Service chiefs have until May, after Panetta departs the Pentagon, to outline their incremental plans to work women into frontline units.
Inhofe threatens to block DoD changes: Sen. James Inhofe (R-Okla.), the new top Republican on the Armed Services Committee, threatened to block some positions from being opened to women, through legislation if he had to.
"I want everyone to know that the Senate Armed Services Committee, of which I am the Ranking Member, will have a period to provide oversight and review," Inhofe said in a statement. "During that time, if necessary, we will be able to introduce legislation to stop any changes we believe to be detrimental to our fighting forces and their capabilities. I suspect there will be cases where legislation becomes necessary." (thehill.com)

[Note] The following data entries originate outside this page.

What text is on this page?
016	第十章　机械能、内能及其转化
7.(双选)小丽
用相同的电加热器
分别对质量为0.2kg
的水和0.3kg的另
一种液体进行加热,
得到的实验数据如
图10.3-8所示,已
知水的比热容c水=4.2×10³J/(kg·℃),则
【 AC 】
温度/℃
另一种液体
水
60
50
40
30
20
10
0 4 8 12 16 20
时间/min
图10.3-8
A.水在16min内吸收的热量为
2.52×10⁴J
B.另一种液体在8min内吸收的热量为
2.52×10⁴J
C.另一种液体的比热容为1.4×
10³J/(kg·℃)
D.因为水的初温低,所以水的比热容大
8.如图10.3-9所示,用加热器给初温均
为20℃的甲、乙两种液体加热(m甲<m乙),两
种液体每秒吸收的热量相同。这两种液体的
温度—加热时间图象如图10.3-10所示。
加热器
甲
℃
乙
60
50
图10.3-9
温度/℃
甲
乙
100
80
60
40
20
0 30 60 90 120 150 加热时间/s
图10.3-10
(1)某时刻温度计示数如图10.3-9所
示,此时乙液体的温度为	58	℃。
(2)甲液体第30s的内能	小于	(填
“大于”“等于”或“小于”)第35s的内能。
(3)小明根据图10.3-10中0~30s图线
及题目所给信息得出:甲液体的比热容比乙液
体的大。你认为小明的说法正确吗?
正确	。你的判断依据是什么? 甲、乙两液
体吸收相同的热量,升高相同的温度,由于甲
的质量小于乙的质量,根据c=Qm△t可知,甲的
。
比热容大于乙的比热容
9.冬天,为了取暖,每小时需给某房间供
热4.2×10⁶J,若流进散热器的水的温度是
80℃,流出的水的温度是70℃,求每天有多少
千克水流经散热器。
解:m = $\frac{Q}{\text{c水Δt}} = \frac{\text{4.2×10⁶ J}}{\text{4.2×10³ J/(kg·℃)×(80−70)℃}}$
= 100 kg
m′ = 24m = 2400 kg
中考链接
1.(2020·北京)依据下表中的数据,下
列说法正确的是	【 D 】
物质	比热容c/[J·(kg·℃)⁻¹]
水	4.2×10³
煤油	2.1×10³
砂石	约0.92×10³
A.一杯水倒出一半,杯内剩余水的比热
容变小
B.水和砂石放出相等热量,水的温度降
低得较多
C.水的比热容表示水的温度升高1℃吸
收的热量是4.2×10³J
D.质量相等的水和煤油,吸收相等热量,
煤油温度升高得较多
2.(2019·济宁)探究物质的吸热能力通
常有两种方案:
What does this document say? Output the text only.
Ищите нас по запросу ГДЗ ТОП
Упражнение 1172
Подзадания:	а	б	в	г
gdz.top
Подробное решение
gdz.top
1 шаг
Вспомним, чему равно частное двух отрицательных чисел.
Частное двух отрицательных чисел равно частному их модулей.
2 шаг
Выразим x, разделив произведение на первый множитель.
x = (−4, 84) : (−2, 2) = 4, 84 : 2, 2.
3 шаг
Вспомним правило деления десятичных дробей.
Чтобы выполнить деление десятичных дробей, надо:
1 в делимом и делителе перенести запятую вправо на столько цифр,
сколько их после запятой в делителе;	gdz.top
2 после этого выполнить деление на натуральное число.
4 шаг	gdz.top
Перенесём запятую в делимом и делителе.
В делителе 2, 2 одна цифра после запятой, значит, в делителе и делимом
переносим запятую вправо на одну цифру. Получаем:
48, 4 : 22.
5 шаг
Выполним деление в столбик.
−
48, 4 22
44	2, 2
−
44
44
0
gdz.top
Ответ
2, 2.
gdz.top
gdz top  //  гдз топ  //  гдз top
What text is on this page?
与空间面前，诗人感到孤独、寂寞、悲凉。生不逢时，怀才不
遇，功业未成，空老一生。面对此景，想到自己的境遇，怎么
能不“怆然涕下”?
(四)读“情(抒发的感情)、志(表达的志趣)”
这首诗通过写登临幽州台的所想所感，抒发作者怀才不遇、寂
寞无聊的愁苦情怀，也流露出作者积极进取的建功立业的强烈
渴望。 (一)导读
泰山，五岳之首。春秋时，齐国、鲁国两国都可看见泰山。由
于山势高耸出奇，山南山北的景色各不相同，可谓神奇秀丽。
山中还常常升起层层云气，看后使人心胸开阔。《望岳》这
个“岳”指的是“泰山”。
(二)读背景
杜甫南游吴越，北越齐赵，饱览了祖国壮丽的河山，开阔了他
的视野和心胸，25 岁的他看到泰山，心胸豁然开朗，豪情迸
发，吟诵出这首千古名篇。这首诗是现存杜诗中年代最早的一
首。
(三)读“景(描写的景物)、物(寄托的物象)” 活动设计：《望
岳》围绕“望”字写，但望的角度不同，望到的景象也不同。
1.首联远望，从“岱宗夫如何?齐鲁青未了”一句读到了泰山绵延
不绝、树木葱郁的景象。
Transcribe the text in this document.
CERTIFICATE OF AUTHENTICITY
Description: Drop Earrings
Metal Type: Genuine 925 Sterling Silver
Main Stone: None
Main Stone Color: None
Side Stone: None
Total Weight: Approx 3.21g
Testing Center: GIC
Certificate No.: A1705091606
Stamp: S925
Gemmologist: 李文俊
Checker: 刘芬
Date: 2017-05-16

1. Global War on Terrorism: Secretary of State Clinton testifies on Benghazi
On Wednesday, staff attended the Senate Foreign Relations Committee hearing on the September 11, 2012 attack in Benghazi. Secretary of State Hillary Clinton was questioned about the State Departments role before, during and after the incident in which four Americans, including Ambassador Christopher Stevens, were killed. A full video of the hearing can be found here.
2. Asia-Pacific: China, Japan seek to cool tensions over islands
China and Japan sought to ease tensions from a mounting territorial dispute over the Diaoyu/Senkaku Islands on Friday as Communist Party Chief Xi Jinping told a Japanese envoy he would "seriously consider" a summit (KyodoNews) between the two countries.
North Korea's nuke test threat draws concern
North Korea warned Thursday that it will conduct its third nuclear test in defiance of the UN Security Council's expanded sanctions, making clear that its long-range rockets carry warheads aimed at striking the United States (Reuters). The threat came after a special U.S. envoy, after talks with a South Korean counterpart in Seoul on Thursday, warned Pyongyang (Yonhap) against conducting nuclear tests. Meanwhile, China called on all relevant parties to "refrain from action" that might escalate the situation. Beijing backed Tuesday's Security Council resolution--a move that analysts said angered its northern neighbor.